The six agents, wearing SWAT gear and carrying weapons, were with the U.S. Fish and Wildlife Service raid the home of Kathy and George Norris.  They lived under the specter of a covert government investigation for almost six months before the government unsealed a secret indictment and revealed why the Fish and Wildlife Service had treated their family home as if it were a training base for suspected terrorists. Orchids. 

By March 2004, federal prosecutors were well on their way to turning 66-year-old retiree George Norris into an inmate in a federal penitentiary - based on his home-based business of cultivating, importing and selling orchids.

Mrs. Norris testified before the House Judiciary subcommittee on crime this summer. The hearing’s topic: the rapid and dangerous expansion of federal criminal law, an expansion that is often unprincipled and highly partisan.

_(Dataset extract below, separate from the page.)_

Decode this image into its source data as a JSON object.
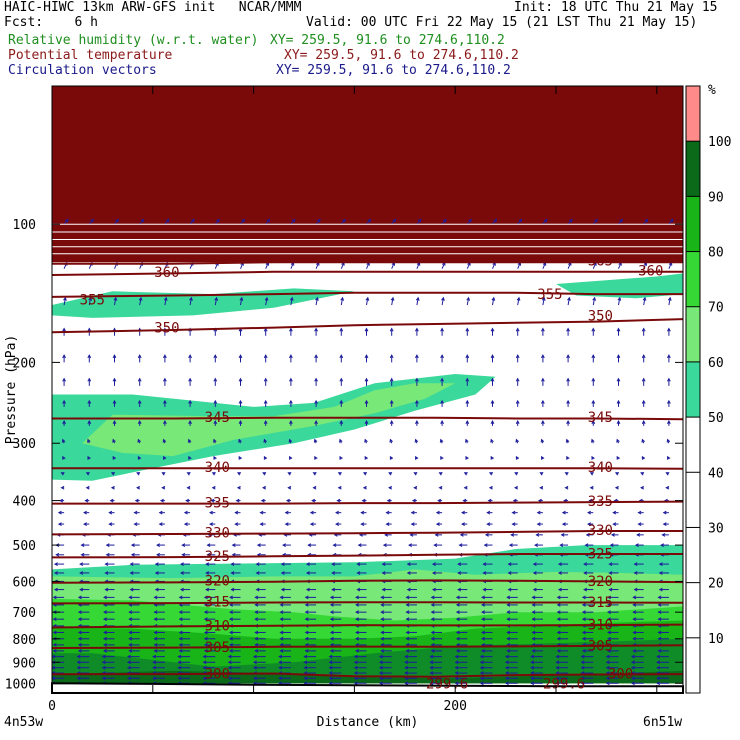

The Heritage Foundation recently wrote about overly broad criminal prosecution under the Lacey Act. Heritage cites an example where a small business owner spent six and a half years in confinement because he used plastic instead of cardboard to wrap fish, which federal prosecutors determined violated Honduran law. (The Honduran government said otherwise).

The most recent case that brought problems with the Lacey Act into the fore was the August 24 raid on Gibson Guitar’s Nashville and Memphis factories by armed federal agents. The Department of Justice seized 10,000 fingerboards, 700 guitar necks and 80 guitars as part of an investigation into whether the company had illegally imported ebony from India. All told, this raid has cost Gibson over $1 million and charges have yet to be brought against the company.